My third question to the noble Baroness is as follows. Everyone agrees that one of the UK’s major contributions to Europe in the past has been to support enlargement, it being the driving force behind part of the European Union’s success. We had a war in Europe in which 100,000 died. In my view, it will be crucial that the Balkan countries—Serbia, Kosovo and Albania—are incorporated into the European Union. Are the Government seriously threatening to block accession, as reported in the press, as part of a sort of blackmail tactic? Is there any truth in that assertion? Surely that would be wrong. We need those countries in the European Union. There is still the possibility of conflict in that area, and the UK has always supported such a process in the past. Is it now going to try to throw up a roadblock?
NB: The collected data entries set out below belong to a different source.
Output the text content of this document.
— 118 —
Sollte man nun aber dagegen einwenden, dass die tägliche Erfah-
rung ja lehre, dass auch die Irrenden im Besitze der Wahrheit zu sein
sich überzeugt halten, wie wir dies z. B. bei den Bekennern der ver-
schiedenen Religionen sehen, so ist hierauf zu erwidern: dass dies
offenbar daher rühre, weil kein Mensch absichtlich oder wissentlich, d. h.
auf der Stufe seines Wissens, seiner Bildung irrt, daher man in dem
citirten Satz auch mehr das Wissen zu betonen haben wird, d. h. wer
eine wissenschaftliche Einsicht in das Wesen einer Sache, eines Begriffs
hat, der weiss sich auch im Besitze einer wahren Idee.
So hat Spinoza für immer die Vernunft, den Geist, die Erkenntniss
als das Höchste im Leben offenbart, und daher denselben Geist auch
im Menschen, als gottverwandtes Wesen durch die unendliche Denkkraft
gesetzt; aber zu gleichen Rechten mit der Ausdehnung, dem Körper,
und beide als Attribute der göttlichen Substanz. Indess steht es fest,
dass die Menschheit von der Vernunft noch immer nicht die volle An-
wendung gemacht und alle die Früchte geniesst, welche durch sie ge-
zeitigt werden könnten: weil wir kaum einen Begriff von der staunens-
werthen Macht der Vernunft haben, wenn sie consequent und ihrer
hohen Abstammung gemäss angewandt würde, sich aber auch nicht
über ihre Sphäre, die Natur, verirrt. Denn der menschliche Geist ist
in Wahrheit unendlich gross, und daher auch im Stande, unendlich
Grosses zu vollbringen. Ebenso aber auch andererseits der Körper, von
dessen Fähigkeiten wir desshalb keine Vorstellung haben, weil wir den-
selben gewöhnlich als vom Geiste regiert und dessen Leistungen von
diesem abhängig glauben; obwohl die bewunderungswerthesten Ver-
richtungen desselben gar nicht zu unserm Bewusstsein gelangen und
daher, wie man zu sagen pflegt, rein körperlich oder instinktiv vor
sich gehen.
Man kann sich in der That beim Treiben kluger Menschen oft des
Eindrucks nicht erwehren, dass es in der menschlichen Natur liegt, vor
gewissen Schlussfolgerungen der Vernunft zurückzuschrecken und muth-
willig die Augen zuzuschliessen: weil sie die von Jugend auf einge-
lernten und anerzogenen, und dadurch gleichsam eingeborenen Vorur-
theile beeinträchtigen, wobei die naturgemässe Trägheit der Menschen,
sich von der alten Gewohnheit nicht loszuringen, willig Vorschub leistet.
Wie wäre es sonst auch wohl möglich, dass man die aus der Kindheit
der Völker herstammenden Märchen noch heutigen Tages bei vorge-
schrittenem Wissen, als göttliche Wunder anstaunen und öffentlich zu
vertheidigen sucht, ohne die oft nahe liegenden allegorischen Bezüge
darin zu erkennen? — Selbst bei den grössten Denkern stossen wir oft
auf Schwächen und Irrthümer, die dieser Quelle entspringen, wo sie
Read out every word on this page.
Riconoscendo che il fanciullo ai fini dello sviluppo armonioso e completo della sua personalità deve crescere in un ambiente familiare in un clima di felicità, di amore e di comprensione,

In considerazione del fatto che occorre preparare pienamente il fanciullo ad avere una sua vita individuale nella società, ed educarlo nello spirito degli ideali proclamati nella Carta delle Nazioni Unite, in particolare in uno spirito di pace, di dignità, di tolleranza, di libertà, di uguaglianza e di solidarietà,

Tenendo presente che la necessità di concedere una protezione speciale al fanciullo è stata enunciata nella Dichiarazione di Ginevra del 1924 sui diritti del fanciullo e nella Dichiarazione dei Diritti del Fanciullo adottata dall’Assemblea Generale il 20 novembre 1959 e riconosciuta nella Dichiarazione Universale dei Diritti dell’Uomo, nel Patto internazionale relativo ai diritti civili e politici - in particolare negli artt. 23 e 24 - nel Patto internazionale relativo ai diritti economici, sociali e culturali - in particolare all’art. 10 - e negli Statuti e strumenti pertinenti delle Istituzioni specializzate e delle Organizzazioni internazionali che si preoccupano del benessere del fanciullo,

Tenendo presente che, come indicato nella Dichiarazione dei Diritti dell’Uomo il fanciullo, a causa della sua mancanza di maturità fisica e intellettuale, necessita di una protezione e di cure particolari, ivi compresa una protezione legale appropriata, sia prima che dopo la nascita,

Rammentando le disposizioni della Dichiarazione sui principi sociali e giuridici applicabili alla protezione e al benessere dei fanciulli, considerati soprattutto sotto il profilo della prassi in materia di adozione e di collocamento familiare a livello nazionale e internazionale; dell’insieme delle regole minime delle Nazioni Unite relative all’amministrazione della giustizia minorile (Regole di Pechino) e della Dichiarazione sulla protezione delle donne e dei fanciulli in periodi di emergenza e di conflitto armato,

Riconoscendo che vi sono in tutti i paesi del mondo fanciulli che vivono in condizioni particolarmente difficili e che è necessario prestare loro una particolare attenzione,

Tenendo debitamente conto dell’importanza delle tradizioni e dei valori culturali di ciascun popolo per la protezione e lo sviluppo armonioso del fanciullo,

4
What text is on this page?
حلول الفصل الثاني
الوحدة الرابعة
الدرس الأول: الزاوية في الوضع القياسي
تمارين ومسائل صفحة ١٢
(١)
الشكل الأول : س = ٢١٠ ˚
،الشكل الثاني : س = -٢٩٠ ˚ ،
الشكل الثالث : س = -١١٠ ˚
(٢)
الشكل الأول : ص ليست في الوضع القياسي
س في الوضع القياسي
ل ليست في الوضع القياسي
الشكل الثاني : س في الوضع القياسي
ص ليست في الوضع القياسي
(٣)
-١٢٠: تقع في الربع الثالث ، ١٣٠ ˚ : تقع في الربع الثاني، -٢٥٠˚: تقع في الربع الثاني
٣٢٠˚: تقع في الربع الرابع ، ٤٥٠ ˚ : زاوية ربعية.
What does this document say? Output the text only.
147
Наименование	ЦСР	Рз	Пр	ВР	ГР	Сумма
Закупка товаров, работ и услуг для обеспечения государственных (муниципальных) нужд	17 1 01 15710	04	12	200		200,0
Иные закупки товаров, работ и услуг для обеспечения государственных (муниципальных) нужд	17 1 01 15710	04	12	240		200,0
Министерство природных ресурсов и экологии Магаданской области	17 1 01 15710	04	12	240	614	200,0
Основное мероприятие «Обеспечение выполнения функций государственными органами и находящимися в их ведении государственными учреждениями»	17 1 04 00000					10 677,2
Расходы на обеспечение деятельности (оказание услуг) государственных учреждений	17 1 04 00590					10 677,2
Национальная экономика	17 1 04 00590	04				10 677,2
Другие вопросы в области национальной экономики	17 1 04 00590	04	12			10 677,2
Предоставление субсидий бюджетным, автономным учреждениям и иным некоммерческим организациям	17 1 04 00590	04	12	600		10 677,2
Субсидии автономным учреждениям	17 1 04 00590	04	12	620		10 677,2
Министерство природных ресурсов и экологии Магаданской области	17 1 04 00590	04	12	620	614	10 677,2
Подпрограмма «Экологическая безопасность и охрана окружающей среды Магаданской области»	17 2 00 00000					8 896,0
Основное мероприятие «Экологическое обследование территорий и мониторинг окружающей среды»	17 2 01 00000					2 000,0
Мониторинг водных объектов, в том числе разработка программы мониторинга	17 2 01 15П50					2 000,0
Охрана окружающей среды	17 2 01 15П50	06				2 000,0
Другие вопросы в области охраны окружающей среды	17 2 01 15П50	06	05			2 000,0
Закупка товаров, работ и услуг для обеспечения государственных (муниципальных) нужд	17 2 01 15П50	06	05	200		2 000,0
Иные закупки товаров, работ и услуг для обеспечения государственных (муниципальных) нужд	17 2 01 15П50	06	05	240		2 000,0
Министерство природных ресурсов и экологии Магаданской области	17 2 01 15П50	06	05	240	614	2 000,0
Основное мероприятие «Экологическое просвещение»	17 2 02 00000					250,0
I certainly hope not, and I hope that the noble Baroness will agree with that.

Fourthly and finally, it is pretty clear that the most that Britain is likely to get from the other 27 partners in this enterprise is a kind of patched-up, face-saving deal, because to a substantial degree it is based on special pleading. I have asked the noble Baroness this question twice before but I would still like to see whether she is willing to venture an answer. Following the Prime Minister’s Bloomberg speech, if the Government are still in power and if sufficient forms of response from Europe are not achieved, is there a situation in which the PM would actively campaign for the UK’s exit from the European Union?